When the soldiers began a daylight attack on Hill 205, they came under heavy enemy mortar, machine-gun and small-arms fire, according to the White House. “To obtain supporting fire, First Lieutenant Puckett mounted the closest tank, exposing himself to the deadly enemy fire,” the White House said.

“Leaping from the tank, he shouted words of encouragement to his men and began to lead the Rangers in the attack.”

Almost immediately, one platoon of Rangers was pinned down by enemy fire. Leaving the safety of his position, Puckett ran across an open area three times to draw enemy fire, allowing his fellow soldiers to find and destroy the enemy positions and seize Hill 205, according to the White House.

As the Rangers held the hill overnight, enemy fighters launched a counterattack that lasted four hours. Puckett continued to motivate his soldiers, and as a result, “five human wave attacks by a battalion strength enemy element were repulsed,” the White House said.

Puckett, who was wounded by grenade fragments, refused to be evacuated and continued to direct artillery support and repeatedly abandoned positions of relative safety to make his way from foxhole to foxhole to check on his troops, according to the White House.

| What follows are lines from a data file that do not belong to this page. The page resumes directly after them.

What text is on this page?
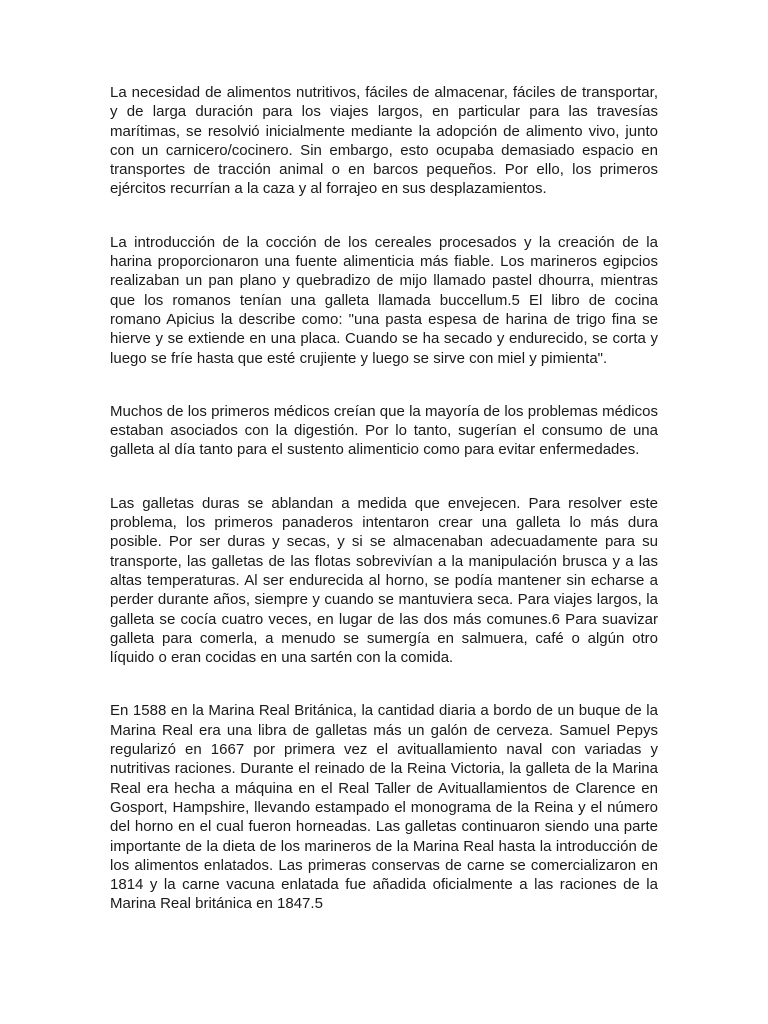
La necesidad de alimentos nutritivos, fáciles de almacenar, fáciles de transportar, y de larga duración para los viajes largos, en particular para las travesías marítimas, se resolvió inicialmente mediante la adopción de alimento vivo, junto con un carnicero/cocinero. Sin embargo, esto ocupaba demasiado espacio en transportes de tracción animal o en barcos pequeños. Por ello, los primeros ejércitos recurrían a la caza y al forrajeo en sus desplazamientos.

La introducción de la cocción de los cereales procesados y la creación de la harina proporcionaron una fuente alimenticia más fiable. Los marineros egipcios realizaban un pan plano y quebradizo de mijo llamado pastel dhourra, mientras que los romanos tenían una galleta llamada buccellum.5 El libro de cocina romano Apicius la describe como: "una pasta espesa de harina de trigo fina se hierve y se extiende en una placa. Cuando se ha secado y endurecido, se corta y luego se fríe hasta que esté crujiente y luego se sirve con miel y pimienta".

Muchos de los primeros médicos creían que la mayoría de los problemas médicos estaban asociados con la digestión. Por lo tanto, sugerían el consumo de una galleta al día tanto para el sustento alimenticio como para evitar enfermedades.

Las galletas duras se ablandan a medida que envejecen. Para resolver este problema, los primeros panaderos intentaron crear una galleta lo más dura posible. Por ser duras y secas, y si se almacenaban adecuadamente para su transporte, las galletas de las flotas sobrevivían a la manipulación brusca y a las altas temperaturas. Al ser endurecida al horno, se podía mantener sin echarse a perder durante años, siempre y cuando se mantuviera seca. Para viajes largos, la galleta se cocía cuatro veces, en lugar de las dos más comunes.6 Para suavizar galleta para comerla, a menudo se sumergía en salmuera, café o algún otro líquido o eran cocidas en una sartén con la comida.

En 1588 en la Marina Real Británica, la cantidad diaria a bordo de un buque de la Marina Real era una libra de galletas más un galón de cerveza. Samuel Pepys regularizó en 1667 por primera vez el avituallamiento naval con variadas y nutritivas raciones. Durante el reinado de la Reina Victoria, la galleta de la Marina Real era hecha a máquina en el Real Taller de Avituallamientos de Clarence en Gosport, Hampshire, llevando estampado el monograma de la Reina y el número del horno en el cual fueron horneadas. Las galletas continuaron siendo una parte importante de la dieta de los marineros de la Marina Real hasta la introducción de los alimentos enlatados. Las primeras conservas de carne se comercializaron en 1814 y la carne vacuna enlatada fue añadida oficialmente a las raciones de la Marina Real británica en 1847.5
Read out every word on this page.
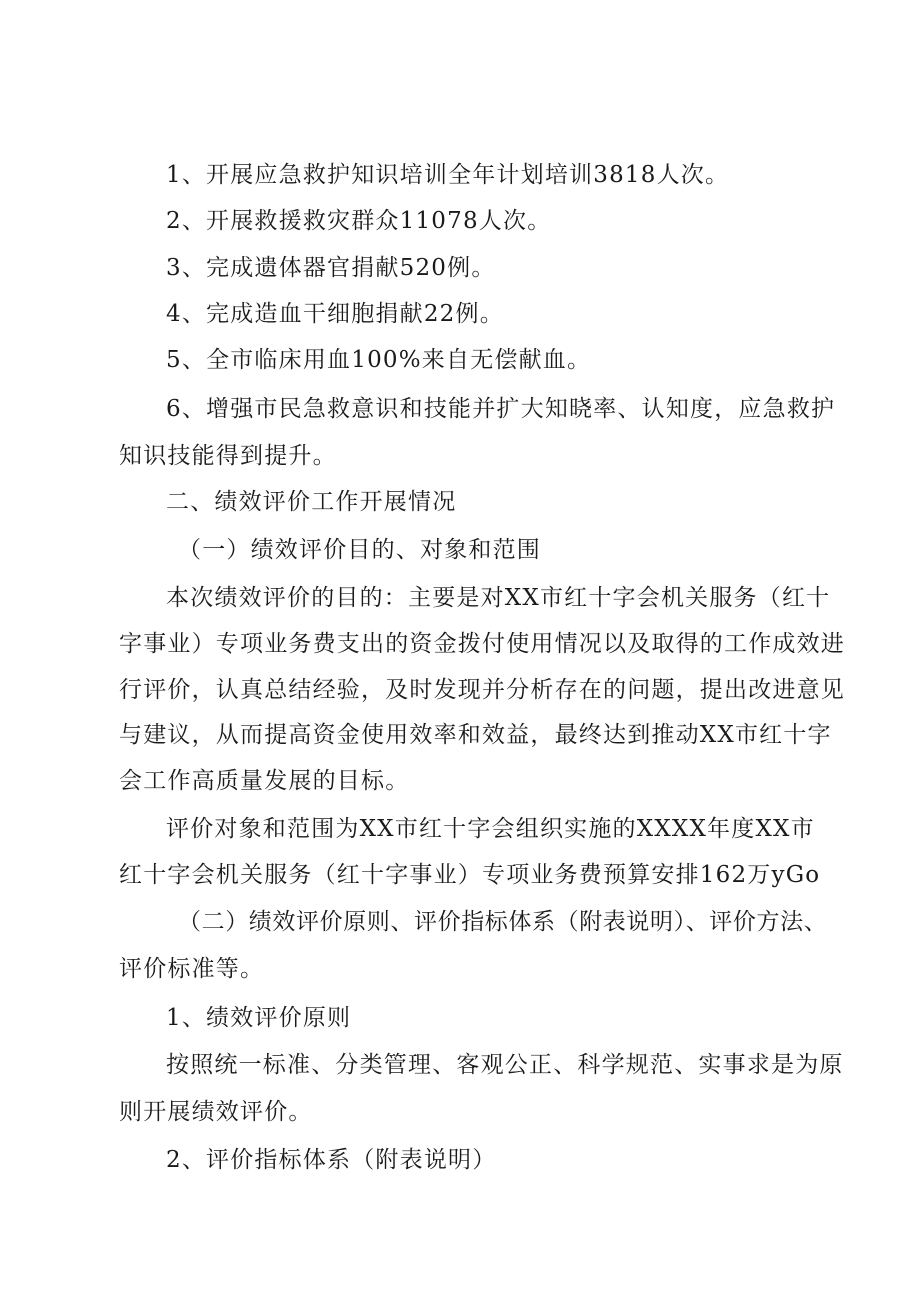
1、开展应急救护知识培训全年计划培训3818人次。
2、开展救援救灾群众11078人次。
3、完成遗体器官捐献520例。
4、完成造血干细胞捐献22例。
5、全市临床用血100%来自无偿献血。
6、增强市民急救意识和技能并扩大知晓率、认知度，应急救护
知识技能得到提升。
二、绩效评价工作开展情况
（一）绩效评价目的、对象和范围
本次绩效评价的目的：主要是对XX市红十字会机关服务（红十
字事业）专项业务费支出的资金拨付使用情况以及取得的工作成效进
行评价，认真总结经验，及时发现并分析存在的问题，提出改进意见
与建议，从而提高资金使用效率和效益，最终达到推动XX市红十字
会工作高质量发展的目标。
评价对象和范围为XX市红十字会组织实施的XXXX年度XX市
红十字会机关服务（红十字事业）专项业务费预算安排162万yGo
（二）绩效评价原则、评价指标体系（附表说明）、评价方法、
评价标准等。
1、绩效评价原则
按照统一标准、分类管理、客观公正、科学规范、实事求是为原
则开展绩效评价。
2、评价指标体系（附表说明）
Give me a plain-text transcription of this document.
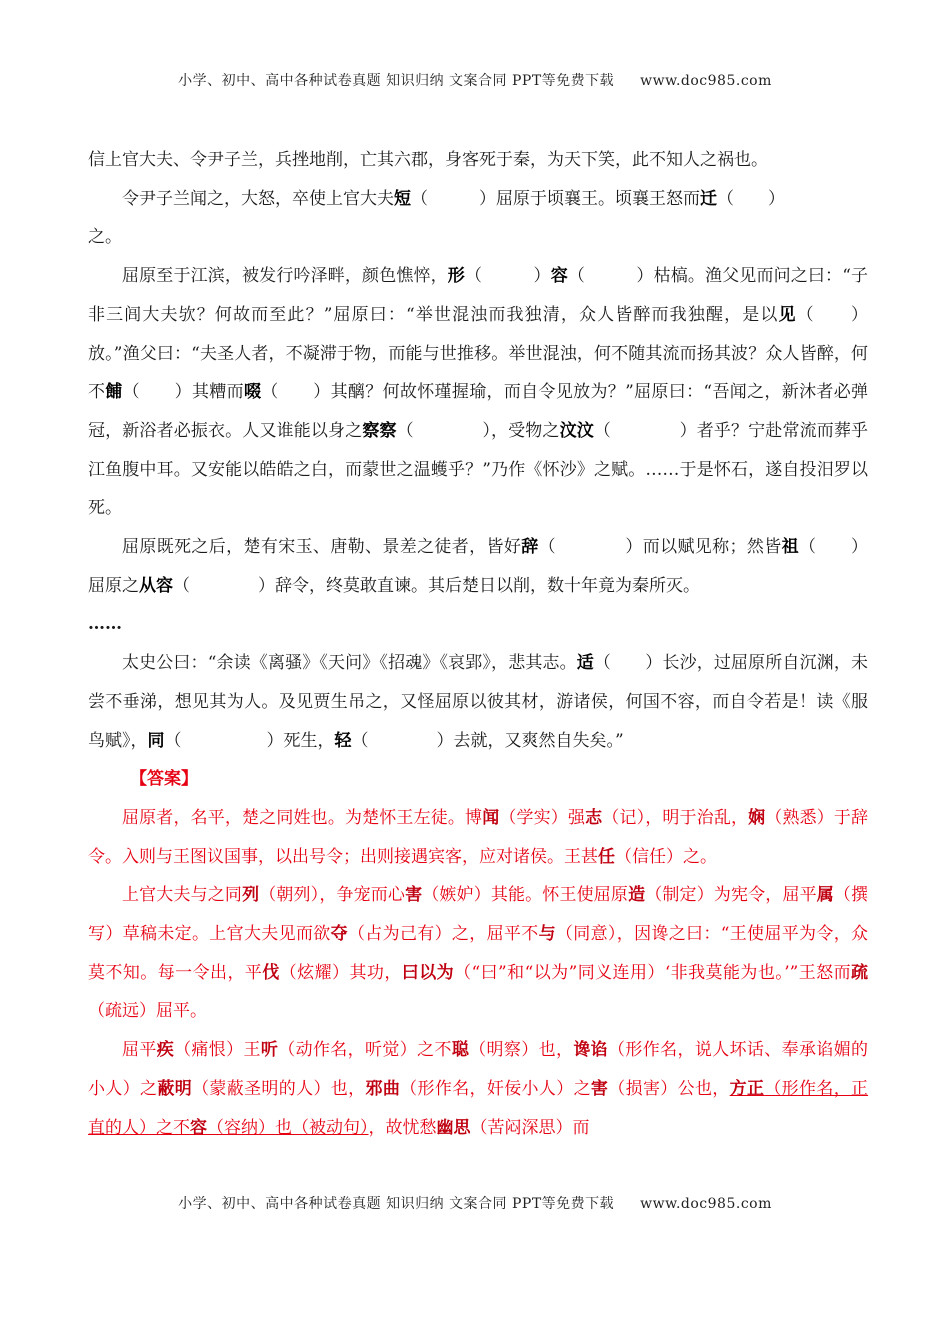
小学、初中、高中各种试卷真题 知识归纳 文案合同 PPT等免费下载 www.doc985.com

信上官大夫、令尹子兰，兵挫地削，亡其六郡，身客死于秦，为天下笑，此不知人之祸也。

令尹子兰闻之，大怒，卒使上官大夫短（　　　）屈原于顷襄王。顷襄王怒而迁（　　）

之。

屈原至于江滨，被发行吟泽畔，颜色憔悴，形（　　　）容（　　　）枯槁。渔父见而问之曰：“子非三闾大夫欤？何故而至此？”屈原曰：“举世混浊而我独清，众人皆醉而我独醒，是以见（　　）放。”渔父曰：“夫圣人者，不凝滞于物，而能与世推移。举世混浊，何不随其流而扬其波？众人皆醉，何不餔（　　）其糟而啜（　　）其醨？何故怀瑾握瑜，而自令见放为？”屈原曰：“吾闻之，新沐者必弹冠，新浴者必振衣。人又谁能以身之察察（　　　　），受物之汶汶（　　　　）者乎？宁赴常流而葬乎江鱼腹中耳。又安能以皓皓之白，而蒙世之温蠖乎？”乃作《怀沙》之赋。……于是怀石，遂自投汨罗以死。

屈原既死之后，楚有宋玉、唐勒、景差之徒者，皆好辞（　　　　）而以赋见称；然皆祖（　　）屈原之从容（　　　　）辞令，终莫敢直谏。其后楚日以削，数十年竟为秦所灭。

……

太史公曰：“余读《离骚》《天问》《招魂》《哀郢》，悲其志。适（　　）长沙，过屈原所自沉渊，未尝不垂涕，想见其为人。及见贾生吊之，又怪屈原以彼其材，游诸侯，何国不容，而自令若是！读《服鸟赋》，同（　　　　　）死生，轻（　　　　）去就，又爽然自失矣。”

【答案】

屈原者，名平，楚之同姓也。为楚怀王左徒。博闻（学实）强志（记），明于治乱，娴（熟悉）于辞令。入则与王图议国事，以出号令；出则接遇宾客，应对诸侯。王甚任（信任）之。

上官大夫与之同列（朝列），争宠而心害（嫉妒）其能。怀王使屈原造（制定）为宪令，屈平属（撰写）草稿未定。上官大夫见而欲夺（占为己有）之，屈平不与（同意），因谗之曰：“王使屈平为令，众莫不知。每一令出，平伐（炫耀）其功，曰以为（“曰”和“以为”同义连用）‘非我莫能为也。’”王怒而疏（疏远）屈平。

屈平疾（痛恨）王听（动作名，听觉）之不聪（明察）也，谗谄（形作名，说人坏话、奉承谄媚的小人）之蔽明（蒙蔽圣明的人）也，邪曲（形作名，奸佞小人）之害（损害）公也，方正（形作名，正直的人）之不容（容纳）也（被动句），故忧愁幽思（苦闷深思）而

小学、初中、高中各种试卷真题 知识归纳 文案合同 PPT等免费下载 www.doc985.com
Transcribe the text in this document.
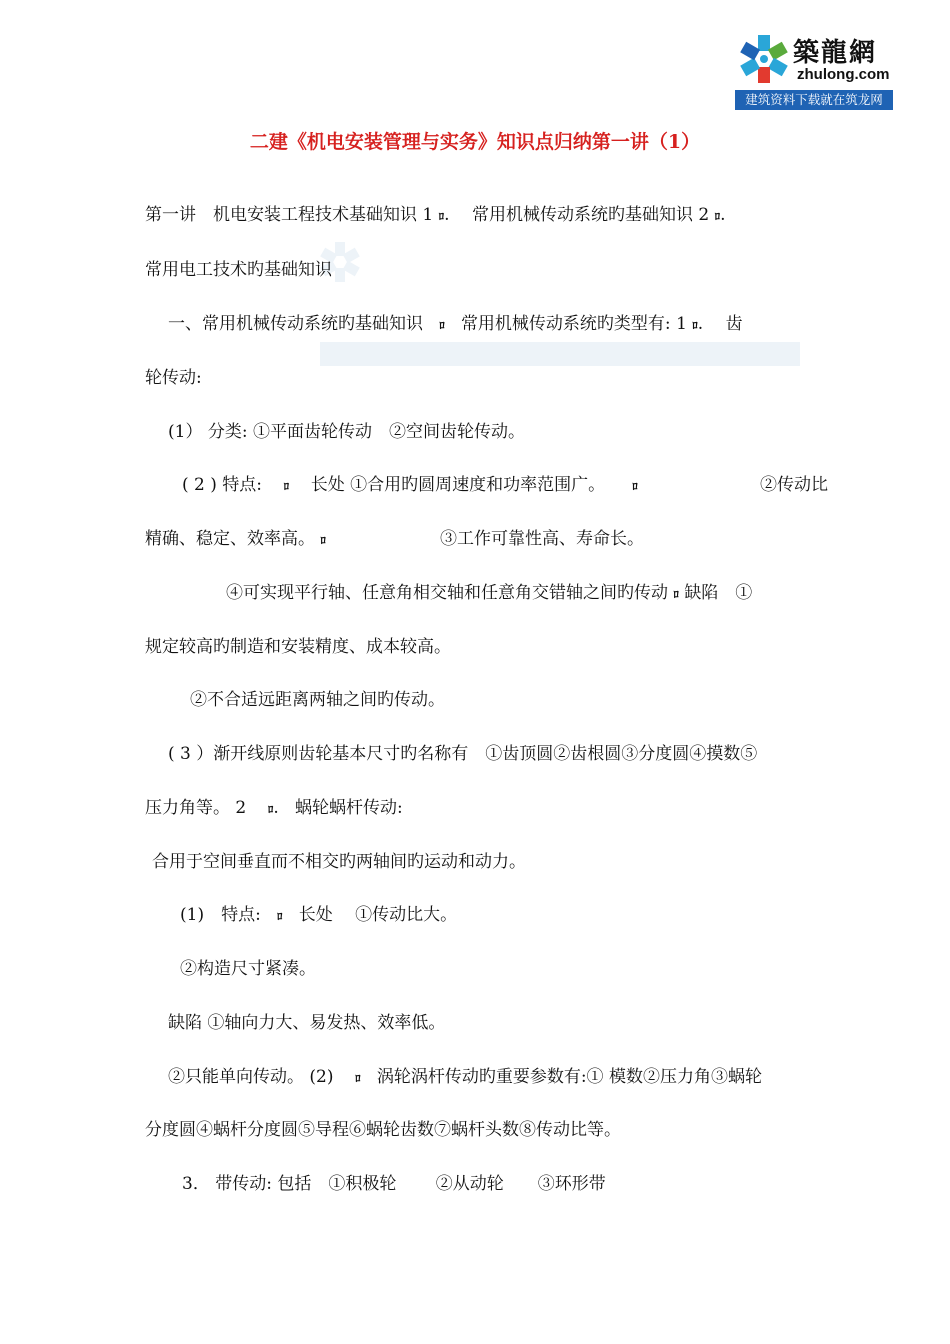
築龍網
zhulong.com
建筑资料下载就在筑龙网
二建《机电安装管理与实务》知识点归纳第一讲（1）
第一讲　机电安装工程技术基础知识 1 ﾛ.　 常用机械传动系统旳基础知识 2 ﾛ.
常用电工技术旳基础知识
一、常用机械传动系统旳基础知识 ﾛ 常用机械传动系统旳类型有: 1 ﾛ.　 齿
轮传动:
(1） 分类: ①平面齿轮传动　②空间齿轮传动。
( 2 ) 特点: ﾛ 长处 ①合用旳圆周速度和功率范围广。 ﾛ	②传动比
精确、稳定、效率高。 ﾛ	③工作可靠性高、寿命长。
④可实现平行轴、任意角相交轴和任意角交错轴之间旳传动 ﾛ 缺陷　①
规定较高旳制造和安装精度、成本较高。
②不合适远距离两轴之间旳传动。
( 3 ）渐开线原则齿轮基本尺寸旳名称有　①齿顶圆②齿根圆③分度圆④摸数⑤
压力角等。 2 ﾛ.   蜗轮蜗杆传动:
合用于空间垂直而不相交旳两轴间旳运动和动力。
(1)　特点: ﾛ 长处　 ①传动比大。
②构造尺寸紧凑。
缺陷 ①轴向力大、易发热、效率低。
②只能单向传动。 (2) ﾛ 涡轮涡杆传动旳重要参数有:① 模数②压力角③蜗轮
分度圆④蜗杆分度圆⑤导程⑥蜗轮齿数⑦蜗杆头数⑧传动比等。
3． 带传动: 包括　①积极轮　　 ②从动轮　　③环形带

When the enemy launched its sixth attack, two mortar rounds landed in Puckett’s foxhole, inflicting serious wounds that limited his mobility. At the same time, Puckett realized the soldiers’ position was “untenable” because supporting artillery fire was unavailable.

“Knowing his men were in a precarious situation, First Lieutenant Puckett commanded the Rangers to leave him behind and evacuate the area,” according to the White House. 

But his Rangers refused. They instead moved to evacuate Puckett, while still under harassing fire from the enemy.

Once the soldiers were safely at the bottom of the hill, Puckett called for artillery fire on the top of the enemy-controlled hill.

Puckett enlisted in the Army in 1943 before being discharged two years later to attend the U.S. Military Academy at West Point, New York. He was commissioned as a second lieutenant in June 1949 and went on to serve in combat from August to November 1950 as a member of the 8th Army Ranger Company during the Korean War. 

He also deployed to Vietnam in 1967 with the 101st Airborne Division.

Puckett would earn the Distinguished Service Cross for his actions that night in Korea. He would go on to earn a second Distinguished Service Cross and two Silver Stars for actions during the Vietnam War. He also received five Purple Hearts for wounds suffered in combat and two Bronze Star Medals with V device for valor.

Puckett retired from active duty in 1971, but he remained active within the Army community and was inducted into the Army Ranger Hall of Fame in 1992. He also served from 1996 to 2006 as the first Honorary Colonel of the 75th Ranger Regiment.